Many foreign businesses are seeking a foothold in Myanmar, in hopes that they may profit in the same way that some companies did with the economic rise of other emerging Asian nations. Huge projects are under way in infrastructure and power, led by investment from Japan, China, and Singapore. And although economic growth has slowed, it is still expected to be 6.5 percent in 2017, according to the World Bank.
The challenges facing Myanmar may be more daunting than they were for its emerging economy predecessors, due to the rise of automation. China in the 1980s and Vietnam in the 1990s gained traction with low-cost labor in industries like apparel. But apparel is one of the fastest-growing sectors in Myanmar. Textile and footwear exports almost doubled between 2012 and 2017, and accounted for 75 percent of Myanmar manufacturing exports in 2015.
In Myanmar, 66 percent of the population lives in rural areas and works in agriculture — a higher proportion than in most other countries in Southeast Asia. The corresponding figure in the Philippines, for example, is 29 percent. This may prove to be yet another obstacle to Myanmar’s rapid growth potential.
In some countries, automation is seen as an opportunity to increase the number of higher-skilled jobs, such as programming and design. Myanmar’s government, which was put in place in 2015, has been trying to make investment in education a priority. The most recent budget allots $1.3 billion to education, a 30 percent increase from the year before. But the country has a weak education system that has gone through decades of corruption, erosion, and underinvestment. After a student uprising in 1988 that led to the death of several thousand people, the government closed many universities across the country and relocated others. Today, schools stress memorization, and employers complain that university graduates in Myanmar do not have the skills needed in the workforce.

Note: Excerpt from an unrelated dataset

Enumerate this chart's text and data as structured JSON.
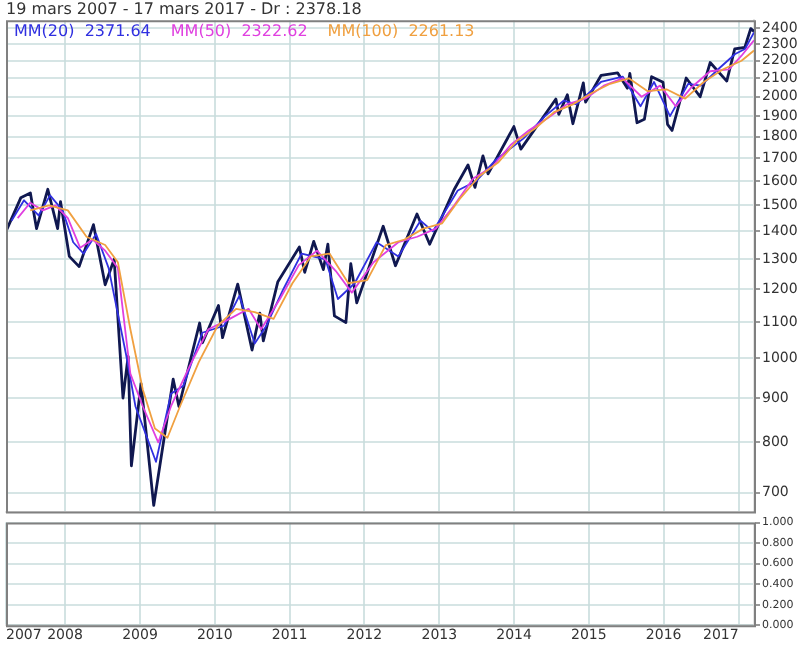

International observers bullish about Myanmar’s potential often point to the country’s large population — an estimated 60 million — as evidence of the size of the market. But this figure is misleading. As noted above, the majority of its people live in rural areas, and infrastructure is weak. Just one-third of the country uses the antiquated electric grid, leaving many in rural areas to pay excessive fees to supply their own electricity. Even in the capital city of Yangon, blackouts remain common. Just over a fifth of Myanmar’s roads are paved, compared to 95 percent in Thailand. Inadequate infrastructure effectively leaves major portions of the country’s population unable to participate in the new, trade-dependent economy that Myanmar is trying to generate.
To face down its challenges and find its way into the global economy, Myanmar will need to build on its strengths, which are considerable. Once the world’s leading rice exporter, Myanmar ranks 25th in the world for arable land, and the country’s per capita water endowment is 10 times that of China and India. Myanmar boasts 90 percent of the world’s jade, as well as rubies, sapphires, gold, tin, zinc, magnesium, copper, nickel, and old-growth teak forests. Gas production, aided by the construction of new pipelines crisscrossing the country, is expected to double by 2019. Further, with a long coastline and miles of inland waterways, Myanmar has enormous potential as a transportation hub linking markets throughout the region.